The overall shortfall came down to BDT 66.55 billion as on December 31 of the last calendar year from BDT 81.29 billion three months ago.
However, the shortfall edged up by 0.61 per cent year on year — to BDT 66.55 billion in 2019 from BDT 66.15 billion a year earlier.
Talking to the BBN, a senior official of the Bangladesh Bank (BB) said lower growth in non-performing loans (NPLs) pushed down the volume of provisioning shortfall with the banks significantly during the period.
The NPLs dropped by nearly 19 per cent to BDT 943.31 billion as on December 31 of 2019 from BDT 1,162.88 billion three months ago.
Also, the share of classified loans in the total outstanding loans came down to 9.32 per cent as on December 31 in 2019 from 11.99 per cent three months back. The figure was 10.30 per cent on December 31, 2018.
The state-owned commercial banks (SoCBs) have faced more provisioning shortfall than their private counterparts, the central banker added.
A total of 11 banks, out of 59, have failed to make the requisite provision against non-performing loans mostly in the Q4 from October to December of 2019.
That number was 12 in the third quarter (July-September) of 2019.
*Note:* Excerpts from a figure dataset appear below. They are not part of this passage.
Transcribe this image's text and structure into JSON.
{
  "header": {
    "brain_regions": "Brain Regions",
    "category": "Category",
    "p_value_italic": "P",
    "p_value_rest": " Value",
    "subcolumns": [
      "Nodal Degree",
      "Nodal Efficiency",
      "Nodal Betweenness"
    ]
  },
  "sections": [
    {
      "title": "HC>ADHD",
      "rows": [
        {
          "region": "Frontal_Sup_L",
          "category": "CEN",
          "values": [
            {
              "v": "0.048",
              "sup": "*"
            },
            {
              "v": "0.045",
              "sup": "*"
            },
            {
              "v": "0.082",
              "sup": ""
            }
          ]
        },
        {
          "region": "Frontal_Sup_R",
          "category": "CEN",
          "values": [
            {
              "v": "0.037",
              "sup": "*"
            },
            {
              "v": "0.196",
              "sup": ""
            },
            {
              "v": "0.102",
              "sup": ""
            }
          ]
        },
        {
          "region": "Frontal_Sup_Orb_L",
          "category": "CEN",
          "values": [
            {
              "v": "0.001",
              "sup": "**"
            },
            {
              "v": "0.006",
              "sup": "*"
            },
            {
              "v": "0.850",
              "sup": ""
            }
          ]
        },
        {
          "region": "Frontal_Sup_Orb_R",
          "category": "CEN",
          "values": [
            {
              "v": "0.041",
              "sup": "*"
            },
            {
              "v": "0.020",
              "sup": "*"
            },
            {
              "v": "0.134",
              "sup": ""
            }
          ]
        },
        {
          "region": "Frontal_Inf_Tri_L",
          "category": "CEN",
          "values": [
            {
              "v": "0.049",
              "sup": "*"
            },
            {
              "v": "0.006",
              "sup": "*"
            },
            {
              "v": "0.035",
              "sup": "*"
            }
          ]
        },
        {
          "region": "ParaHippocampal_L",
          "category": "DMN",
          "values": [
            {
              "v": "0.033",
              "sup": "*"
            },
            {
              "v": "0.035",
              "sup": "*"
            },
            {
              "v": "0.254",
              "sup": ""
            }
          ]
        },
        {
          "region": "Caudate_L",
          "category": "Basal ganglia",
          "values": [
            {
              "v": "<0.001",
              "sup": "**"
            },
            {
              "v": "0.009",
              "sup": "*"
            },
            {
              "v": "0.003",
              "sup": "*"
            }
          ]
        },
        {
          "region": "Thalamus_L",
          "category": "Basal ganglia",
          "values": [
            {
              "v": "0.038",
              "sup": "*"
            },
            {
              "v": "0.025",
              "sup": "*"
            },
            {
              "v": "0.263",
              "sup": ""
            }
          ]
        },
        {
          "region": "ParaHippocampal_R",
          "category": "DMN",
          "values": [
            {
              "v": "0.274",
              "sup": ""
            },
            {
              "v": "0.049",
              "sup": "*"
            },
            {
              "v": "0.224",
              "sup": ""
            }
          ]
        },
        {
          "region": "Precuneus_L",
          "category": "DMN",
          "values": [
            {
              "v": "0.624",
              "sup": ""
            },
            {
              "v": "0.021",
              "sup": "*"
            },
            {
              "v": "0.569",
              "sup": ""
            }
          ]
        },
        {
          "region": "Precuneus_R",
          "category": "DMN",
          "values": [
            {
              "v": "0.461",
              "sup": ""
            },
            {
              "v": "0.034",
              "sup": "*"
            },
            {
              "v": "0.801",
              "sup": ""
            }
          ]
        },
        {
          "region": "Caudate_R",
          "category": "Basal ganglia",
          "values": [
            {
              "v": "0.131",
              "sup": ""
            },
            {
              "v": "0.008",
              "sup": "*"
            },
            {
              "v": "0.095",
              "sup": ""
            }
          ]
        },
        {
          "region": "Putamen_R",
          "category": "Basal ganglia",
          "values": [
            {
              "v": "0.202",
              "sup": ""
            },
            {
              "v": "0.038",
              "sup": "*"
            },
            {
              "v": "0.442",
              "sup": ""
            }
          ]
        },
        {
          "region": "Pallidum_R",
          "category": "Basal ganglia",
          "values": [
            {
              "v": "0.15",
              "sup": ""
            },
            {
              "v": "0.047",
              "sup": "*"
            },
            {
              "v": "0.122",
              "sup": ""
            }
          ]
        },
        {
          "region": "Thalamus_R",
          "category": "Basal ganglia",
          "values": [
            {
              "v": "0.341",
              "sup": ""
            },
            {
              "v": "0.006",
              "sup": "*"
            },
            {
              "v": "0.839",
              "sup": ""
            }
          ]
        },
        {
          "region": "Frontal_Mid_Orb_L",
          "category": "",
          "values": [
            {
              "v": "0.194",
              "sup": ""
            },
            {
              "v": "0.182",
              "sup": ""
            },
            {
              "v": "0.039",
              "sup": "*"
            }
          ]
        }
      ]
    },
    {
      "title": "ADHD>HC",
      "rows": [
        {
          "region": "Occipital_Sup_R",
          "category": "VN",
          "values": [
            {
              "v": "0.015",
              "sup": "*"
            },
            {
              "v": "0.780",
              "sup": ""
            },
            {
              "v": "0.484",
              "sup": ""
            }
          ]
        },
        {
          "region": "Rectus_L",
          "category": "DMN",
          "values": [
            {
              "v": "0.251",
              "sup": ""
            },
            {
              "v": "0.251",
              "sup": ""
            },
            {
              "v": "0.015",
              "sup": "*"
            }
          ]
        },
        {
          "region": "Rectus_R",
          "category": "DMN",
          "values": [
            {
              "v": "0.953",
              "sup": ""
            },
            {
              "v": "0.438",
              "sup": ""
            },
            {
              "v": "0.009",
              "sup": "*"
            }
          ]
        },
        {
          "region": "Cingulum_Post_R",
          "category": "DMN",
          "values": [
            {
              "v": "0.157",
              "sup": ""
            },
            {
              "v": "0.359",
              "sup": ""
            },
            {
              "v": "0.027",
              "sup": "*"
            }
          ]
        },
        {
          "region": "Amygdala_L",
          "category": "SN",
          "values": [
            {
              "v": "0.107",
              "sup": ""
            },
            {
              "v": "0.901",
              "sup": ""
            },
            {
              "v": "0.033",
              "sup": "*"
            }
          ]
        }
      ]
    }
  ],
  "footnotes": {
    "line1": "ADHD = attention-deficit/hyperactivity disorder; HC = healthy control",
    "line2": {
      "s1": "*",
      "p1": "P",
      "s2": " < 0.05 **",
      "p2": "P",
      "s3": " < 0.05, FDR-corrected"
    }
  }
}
Under the central bank regulations, the banks have to make 0.25 per cent to 5.0 per cent provisions against loans in general category, 20 per cent in substandard category, 50 per cent against doubtful loans and 100 per cent in bad or loss category.
The banks usually make the required provisions against both classified and unclassified loans from their operating profits in order to mitigate risks.